No julgamento de 2015, a Fiesp informou que o produto importado ficaria 4% em média mais barato que o mesmo produto feito no Brasil, se os importadores fossem dispensados de recolher o IPI em uma das etapas. Eram estimadas perdas de R$ 20 bilhões em vendas da indústria nacional. O STF ainda deve se manifestar sobre o assunto (RE 946648).
As cerca de 40 ações rescisórias propostas pela Fazenda ainda não têm decisão de mérito. Mas há pelo menos uma liminar, proferida pelo ministro Francisco Falcão. Ele determinou a suspensão do benefício obtido por meio de decisão judicial pela Platinun Trading, uma das maiores distribuidoras de autopeças do país (AR 5971).
“A manutenção da coisa julgada formal e material decorrente da decisão rescindenda viola postulados fundamentais da Constituição Federal, especialmente o da livre concorrência”, afirmou o ministro.
Representante da empresa nesse caso, o advogado Ivo Lima, sócio do Ivo Barboza & Advogados Associados, diz que atua para outras companhias também alvo das rescisórias e que em nenhum dos casos foi deferida liminar. Ele considera a argumentação da Fazenda, sobre o impacto à concorrência, como “falaciosa”.
“Esse argumento só seria verdadeiro se a PGFN tivesse apresentado rescisória para 100% dos casos”, diz o advogado. Segundo ele, há casos em que o órgão não conseguiu ingressar com ação porque já haviam se passado mais de dois anos do trânsito em julgado – tempo limite para a apresentação.

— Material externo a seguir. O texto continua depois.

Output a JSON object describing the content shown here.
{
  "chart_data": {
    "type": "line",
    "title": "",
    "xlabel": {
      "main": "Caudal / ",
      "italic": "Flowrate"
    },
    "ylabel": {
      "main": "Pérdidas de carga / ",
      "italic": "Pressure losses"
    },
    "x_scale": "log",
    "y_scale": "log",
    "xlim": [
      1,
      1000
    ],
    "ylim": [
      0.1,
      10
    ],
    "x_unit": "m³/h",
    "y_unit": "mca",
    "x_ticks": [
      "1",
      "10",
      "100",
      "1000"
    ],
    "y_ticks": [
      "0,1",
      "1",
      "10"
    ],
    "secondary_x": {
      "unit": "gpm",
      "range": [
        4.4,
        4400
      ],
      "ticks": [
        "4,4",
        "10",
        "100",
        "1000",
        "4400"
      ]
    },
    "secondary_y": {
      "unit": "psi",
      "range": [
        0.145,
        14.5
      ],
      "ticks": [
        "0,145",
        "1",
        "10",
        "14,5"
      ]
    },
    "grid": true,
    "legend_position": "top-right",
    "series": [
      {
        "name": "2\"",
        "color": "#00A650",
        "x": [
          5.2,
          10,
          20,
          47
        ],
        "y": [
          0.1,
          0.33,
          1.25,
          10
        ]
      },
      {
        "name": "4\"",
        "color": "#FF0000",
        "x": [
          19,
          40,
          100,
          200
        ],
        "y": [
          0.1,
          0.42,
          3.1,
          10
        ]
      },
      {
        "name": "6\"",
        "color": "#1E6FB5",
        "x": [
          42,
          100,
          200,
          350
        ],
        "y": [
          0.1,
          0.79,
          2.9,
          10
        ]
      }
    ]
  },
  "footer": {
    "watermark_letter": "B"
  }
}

Especialistas em tributação, os advogados Luca Salvoni e Rafael Vega, do escritório Cascione, Pulino, Boulos & Santos, entendem tratar-se de um tema delicado. Do ponto de vista do contribuinte, dizem, pode gerar muita insegurança jurídica. “Um posicionamento favorável [permitindo as rescisórias] vai fazer com que as empresas nunca consigam saber se o direito obtido é definitivo”, pondera Rafael Vega.
O advogado Daniel Szelbracikowski, da advocacia Dias de Souza, atua em favor da empresa que é parte na AR 4443 – prevista para ser julgada na quarta-feira. Esse instrumento, ele sustenta, só pode ser usado em casos “excepcionalíssimos”. “A coisa julgada material está prevista na Constituição, no rol dos direitos e garantias individuais”, enfatiza. “Se a decisão não foi absurda, completamente fora do que poderia ser, não cabe a rescisória.”
Szelbracikowski pondera que no caso em que atua, a decisão em favor do contribuinte foi proferida no ano de 2005, quando havia jurisprudência pacificada naquele sentido, e que a mudança de entendimento no Judiciário ocorreu somente em 2008. A discussão envolve a cobrança de 0,2% sobre a folha de salários das empresas ao Incra.